Anatoly took from his pocket a small radio transmitter. He extended its telescopic aerial, pressed a button and muttered into it in Russian. Then he turned back to Jean-Pierre. "My friend, you have succeeded in your mission," he said.
It's true, Jean-Pierre thought. I succeeded.
He said: "When will you strike?"
''Tomorrow, of course.''
Tomorrow. Jean-Pierre felt a wave of savage glee. Tomorrow.
The others were looking up. He followed their gaze and saw a helicopter descending: Anatoly had presumably summoned it with his transmitter. The Russian was throwing caution to the wind now: the game was almost over, this was the last hand, and stealth and disguise were to be replaced by boldness and speed. The machine came down and landed, with difficulty, on a small patch of level ground a hundred yards away.
Jean-Pierre walked over to the helicopter with the other three men. He wondered where to go when they had departed. There was nothing for him to do at Skabun, but he could not return to Banda immediately without revealing that there had been no bombing victims for him to take care of. He decided he had better sit in the stone hut for a few hours then return home.
He held out his hand to shake with Anatoly. ''Au revoir.'' Anatoly did not take his hand. "Get in."
"What?"
"Get in the helicopter."
Jean-Pierre was flabbergasted. "Why?"
"You're coming with us."
"Where? To Bagram? To Russian territory?"
"Yes."
"But I can't - "
"Stop blustering and listen," Anatoly said patiently. "Firstly, your work is done. Your assignment in Afghanistan is over. You have achieved your goal. Tomorrow we will capture Masud. You can go home. Secondly, you are now a security risk. You know what we plan to do tomorrow. So for the sake of secrecy you cannot remain in rebel territory."
"But I wouldn't tell anyone!"
"Suppose they tortured you? Suppose they tortured your wife in front of your eyes? Suppose they were to tear your baby daughter limb from limb in front of your wife?"
"But what will happen to them if I go with you?"
"Tomorrow, in the raid, we will capture them and bring them to you."
"I can't believe this." Jean-Pierre knew that Anatoly was right, but the idea of not returning to Banda was so unexpected that it disoriented him. Would Jane and Chantal be safe? Would the Russians really pick them up? Would Anatoly let the three of them go back to Paris? How soon could they leave?

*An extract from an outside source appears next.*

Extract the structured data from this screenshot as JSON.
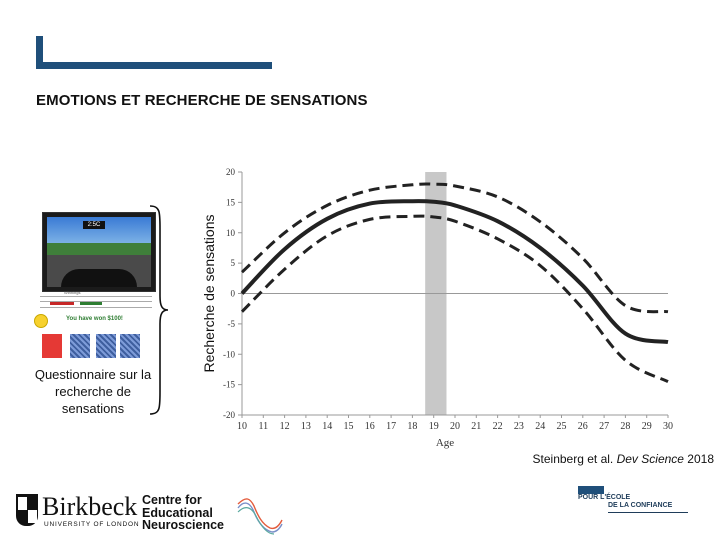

"Get in," Anatoly repeated.
The two Afghan messengers were standing either side of Jean-Pierre, and he realized that he had no choice: if he refused to get in they would pick him up and put him in.
He climbed into the helicopter.
Anatoly and the Afghans jumped in after him, and the chopper lifted. Nobody closed the door.
As the helicopter rose, Jean-Pierre got his first aerial view of the Five Lions Valley. The white river zigzagging through the dun-colored land reminded him of the scar of
an old knife wound on the brown forehead of Shahazai Gul, the brother of the midwife. He could see the village of Banda with its yellow-and-green patchwork fields. He looked hard at the hilltop where the caves were, but he saw no signs of occupation: the villagers had chosen their hiding place well. The helicopter went higher and turned, and he could no longer see Banda. He looked for other landmarks. I spent a year of my life there, he thought, and now I'll never see it again. He identified the village of Darg, with its doomed mosque. This Valley was the stronghold of the Resistance, he thought. By tomorrow it will be a memorial to a failed rebellion. And all because of me.
Suddenly the helicopter veered south and crossed the mountain, and within seconds the Valley was lost from view.